Quand tu auras fait ces trois pas, tu taperas trois fois sur le sol en disant : "Lapina ! Lapina ! Lapina !". Alors la fée t’apparaîtra. Tu lui raconteras nos malheurs. Son aide nous sera précieuse. Une dernière recommandation. Tu dois invoquer Lapina à midi plein, c'est-à-dire lorsque le soleil est au zénith, à la verticale dans le ciel. Les fées consultent de midi à minuit.

As-tu bien compris, Jeannot le Jeune ?

- Oui, et je n'oublierai aucune de tes paroles. J'en fais le serment.

Jeannot le Jeune détala en direction de la montagne. Il avait retrouvé force et vigueur. Sa course était impressionnante. Il escaladait les rochers abrupts, il dévalait les ravins profonds : aucun obstacle ne pouvait l'arrêter. Enfin, il vit l'orée de la forêt. A l'horizon, le soleil dardait ses premiers rayons. La forêt était dense ; Jeannot le Jeune courait entre les hauts troncs des arbres, sautait par-dessus les buissons. Il se dirigeait vers le soleil levant. Et, comme l'immense disque orangé, que dessinait le soleil, était visible dans sa totalité, Jeannot le Jeune se trouva à la lisière d'une vaste clairière circulaire. Il arrêta sa course effrénée, prenant soin de ne pas franchir la limite qui séparait la forêt de la clairière. Essoufflé, il se laissa tomber sur la mousse et les feuilles qui recouvraient le sol.

Jeannot le Jeune se rendit compte qu'il avait faim et soif. Il lui sembla entendre le clapotis d'une source. A quelques pas, juste derrière un gros rocher, il trouva une eau fraîche qui sortait de terre. Des pieds de menthe et d'autres plantes odoriférantes poussaient autour de cette source. Jeannot le Jeune fit un festin de plantes succulentes. L'eau claire le désaltéra. Complètement revigoré, il était prêt à rencontrer la fée Lapina et à implorer son aide.

Le soleil continuait sa course dans le ciel, éclairant et réchauffant la clairière où Jeannot le Jeune avait rendez-vous avec cette mystérieuse fée.

Au moment indiqué par le vieux lapin boiteux aux oreilles trouées, c'est-à-dire lorsque le soleil fut juste à l'aplomb de sa tête et que les ombres furent les plus courtes, Jeannot le Jeune avança la patte avant gauche dans la clairière. Il fit les trois pas comme le lui avait dit le vieux sage. Puis il frappa trois fois le sol en invoquant trois fois le nom de la fée :

- Lapina ! Lapina ! Lapina !

Une espèce de nuée formée de paillettes dorées apparut au centre de la clairière. La nuée scintillait sous les rayons du soleil. Jeannot le Jeune restait pétrifié : La fée allait lui apparaître.

Des paillettes d'argent se mêlèrent aux paillettes d'or ; la nuée avança vers le lapin qui n'en croyait pas ses yeux. Une spirale se forma, tournoya rapidement sur elle-même dans un bruit feutré. Un éclair aveuglant jaillit de la nuée. Ébloui par une telle luminosité, notre lapin ferma les yeux. Lorsqu'il les rouvrit, il vit une jeune personne flottant au-dessus du sol. Elle était habillée d'une robe diaphane moulant son corps. Elle tenait dans sa main gauche une baguette argentée surmontée d'une étoile dorée.

- Lapina ? Questionna bêtement Jeannot le Jeune.

- Je suis la fée Lapina. Et toi, tu es le jeune lapin écervelé qui a mis son peuple en danger.

- Bonne fée, je suis désespéré. Je dois sauver mes frères. Dis-moi comment arrêter ce massacre qui aboutira à l'extermination des miens.

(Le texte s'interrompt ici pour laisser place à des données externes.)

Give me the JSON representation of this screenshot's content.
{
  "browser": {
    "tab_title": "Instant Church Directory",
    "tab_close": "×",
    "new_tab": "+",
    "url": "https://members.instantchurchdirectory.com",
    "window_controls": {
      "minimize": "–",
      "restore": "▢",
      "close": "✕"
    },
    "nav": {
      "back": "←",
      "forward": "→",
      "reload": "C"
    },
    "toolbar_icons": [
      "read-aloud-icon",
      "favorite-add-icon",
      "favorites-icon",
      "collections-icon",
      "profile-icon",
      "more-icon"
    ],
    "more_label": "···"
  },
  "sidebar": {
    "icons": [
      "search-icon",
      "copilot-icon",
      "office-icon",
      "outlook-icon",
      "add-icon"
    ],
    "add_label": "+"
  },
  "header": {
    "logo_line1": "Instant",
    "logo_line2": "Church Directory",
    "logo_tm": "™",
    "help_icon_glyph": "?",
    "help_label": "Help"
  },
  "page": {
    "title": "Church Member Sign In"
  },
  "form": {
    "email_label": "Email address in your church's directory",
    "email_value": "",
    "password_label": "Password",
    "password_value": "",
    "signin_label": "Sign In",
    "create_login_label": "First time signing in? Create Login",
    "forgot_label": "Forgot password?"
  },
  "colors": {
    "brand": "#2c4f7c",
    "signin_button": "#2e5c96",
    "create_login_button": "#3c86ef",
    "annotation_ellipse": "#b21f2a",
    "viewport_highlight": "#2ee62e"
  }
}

- Seule une formule magique pourra vous sauver. Tu l'apprendras par cœur et tu l'enseigneras à tous les lapins de la Terre. Pour que cette formule magique agisse, il faut la prononcer à haute voix. Pour la communiquer entre vous, vous devrez la dire de bouche à oreille à voix basse. As-tu compris ?

- Oui, fée Lapina. Communique-moi vite ces paroles magiques, je t'en supplie.

- Jeannot le Jeune, ton impatience n'a d'égal que ta bêtise. Répète ce que je viens de dire.

Le lapin répéta fidèlement l'enseignement de la fée.

- Bien ! Maintenant, approche. Je vais te communiquer la formule magique.

Jeannot le Jeune approcha de la fée qui, à voix basse, lui dit à l'oreille ces mots :

- Cache lapin, pomme de pin !

- C'est la formule magique ? Demanda Jeannot le Jeune, très surpris.

- Que veux tu que cela soit ? Dès qu'un lapin prononce cette phrase à haute voix, il se transforme en pomme de pin.

- En pomme de pin ?

- Oui, ainsi il se confond avec les autres pommes de pin qui sont sur le sol et les chasseurs ne voient plus de lapins. Ils ne vous tireront plus dessus. Dès que la nuit arrive, vous redevenez des lapins.

- Ah ! S’écria Jeannot le Jeune, la nuit, les hommes ne chassent pas ! J'ai compris : le jour nous nous camouflons en pomme de pin et la nuit, le danger écarté, nous redevenons lapin.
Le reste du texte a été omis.